The business first called MoDiv, the downtown retail incubator, home for two years and then moved to its present location at 40 Monroe Center three years ago. Fowler says there has been a lot to reflect on since opening up downtown. “Overall in the past five years, retail downtown has been up and down,” she says. “Things were promising when MoDiv opened (in September 2011), but quickly took a lull for awhile. We've lost some substantial retailers (such as VanHoeks Shoes and Schuler's Books).”

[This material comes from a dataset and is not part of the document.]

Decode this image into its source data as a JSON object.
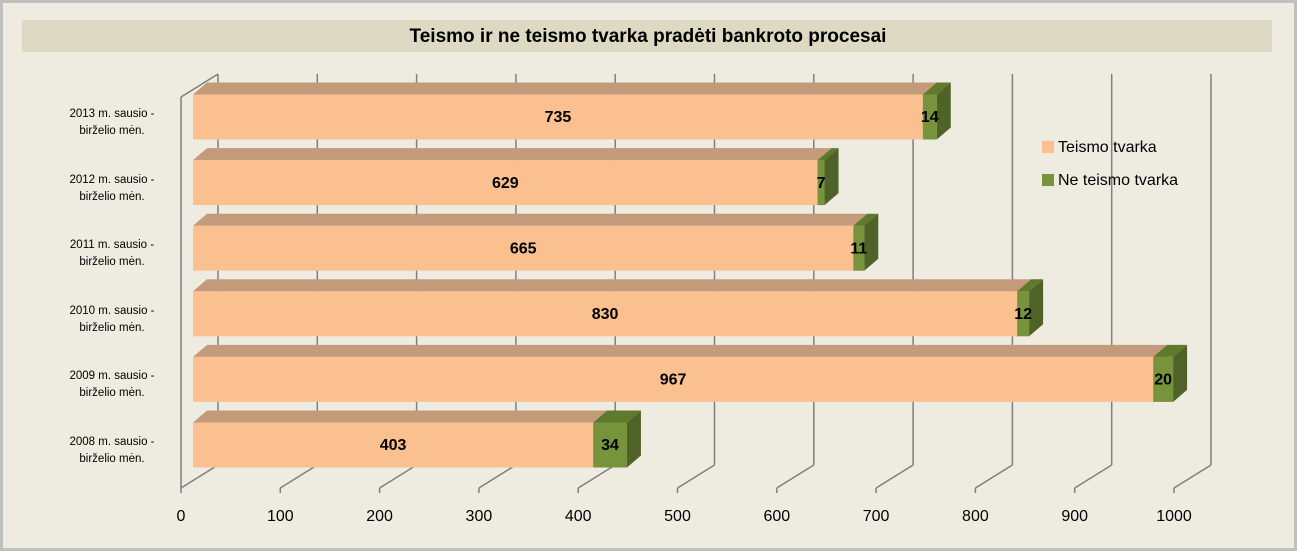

Despite the ups and downs, Fowler says she feels that downtown retail is more of an up than a down now. “The best change for retailers like myself is the growth of downtown dwellers,” she says. “With the new Mortan House, 616 Properties, The Waters Center, Arena Place, The Rowe, and more in just the last couple years, we see new customers every day that recently moved downtown (often from bigger cities like Chicago) with the desire to experience the city not as a destination, but as a home and community.
 
“I see this shift with the upcoming plans for Arena South and the West Side, but also in the small changes like the expansion of Grand Central Market and The Apothecary, the renovations at Madcap, the rebrand of Divani -- my favorite spot, and the fact that small retailers like myself, Gina's Boutique, The Vault of Midnight, Old World Olive Press and more are still holding strong,” she continues.

Fowler says that one secret to her success has been her blending of her brick-and-mortar location (which sells a wide variety of gifts) with her fast growing wholesale line of branded greeting cards.  “The retail side allows for decent cash flow and the opportunity to hire a larger staff that can also support the wholesale business,” she explains. “But, most importantly, our retail business  is what allows us to connect with the community and feel part of the local economy. If we only had a wholesale business, we would have no public presence in Grand Rapids and, in my opinion, feel isolated.” 

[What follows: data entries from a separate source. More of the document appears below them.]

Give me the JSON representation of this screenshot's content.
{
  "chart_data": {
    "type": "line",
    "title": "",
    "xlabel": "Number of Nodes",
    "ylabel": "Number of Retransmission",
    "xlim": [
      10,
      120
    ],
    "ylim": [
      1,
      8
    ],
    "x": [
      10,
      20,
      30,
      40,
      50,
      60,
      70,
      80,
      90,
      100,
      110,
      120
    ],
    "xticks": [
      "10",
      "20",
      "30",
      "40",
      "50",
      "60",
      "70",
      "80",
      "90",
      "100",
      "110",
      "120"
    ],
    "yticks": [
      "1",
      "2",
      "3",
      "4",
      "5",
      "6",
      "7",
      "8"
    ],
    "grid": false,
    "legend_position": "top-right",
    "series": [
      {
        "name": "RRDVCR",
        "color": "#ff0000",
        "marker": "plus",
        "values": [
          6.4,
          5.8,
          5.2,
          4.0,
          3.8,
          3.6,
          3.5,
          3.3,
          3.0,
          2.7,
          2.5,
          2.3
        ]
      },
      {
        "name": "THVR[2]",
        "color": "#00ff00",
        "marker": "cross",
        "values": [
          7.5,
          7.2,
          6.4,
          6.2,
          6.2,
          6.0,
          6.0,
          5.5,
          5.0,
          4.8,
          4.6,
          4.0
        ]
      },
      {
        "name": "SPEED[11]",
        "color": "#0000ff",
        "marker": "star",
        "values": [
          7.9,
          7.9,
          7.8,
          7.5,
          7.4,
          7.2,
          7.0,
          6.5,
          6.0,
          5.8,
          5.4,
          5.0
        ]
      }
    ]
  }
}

Besides the sense of community, her storefront also serves as a working laboratory that is driving her wholesale business. “In our niche of greeting cards and gifts, having the retail store also gives us the opportunity to test our wholesale product before selling to other stores,” she Fowler says. “The wholesale side of 6.25 Paper has grown significantly since our current brand launch at the 2015 National Stationery Show. We signed on about 30 stores from that show and are now in over 100 boutiques around the world, plus a national chain. Growth of the wholesale business is the most scalable part of our company, and I'm focusing much of my own attention there.”

Fowler says she works with both local and regional designers and illustrators to create her greeting cards and currently employs four employees.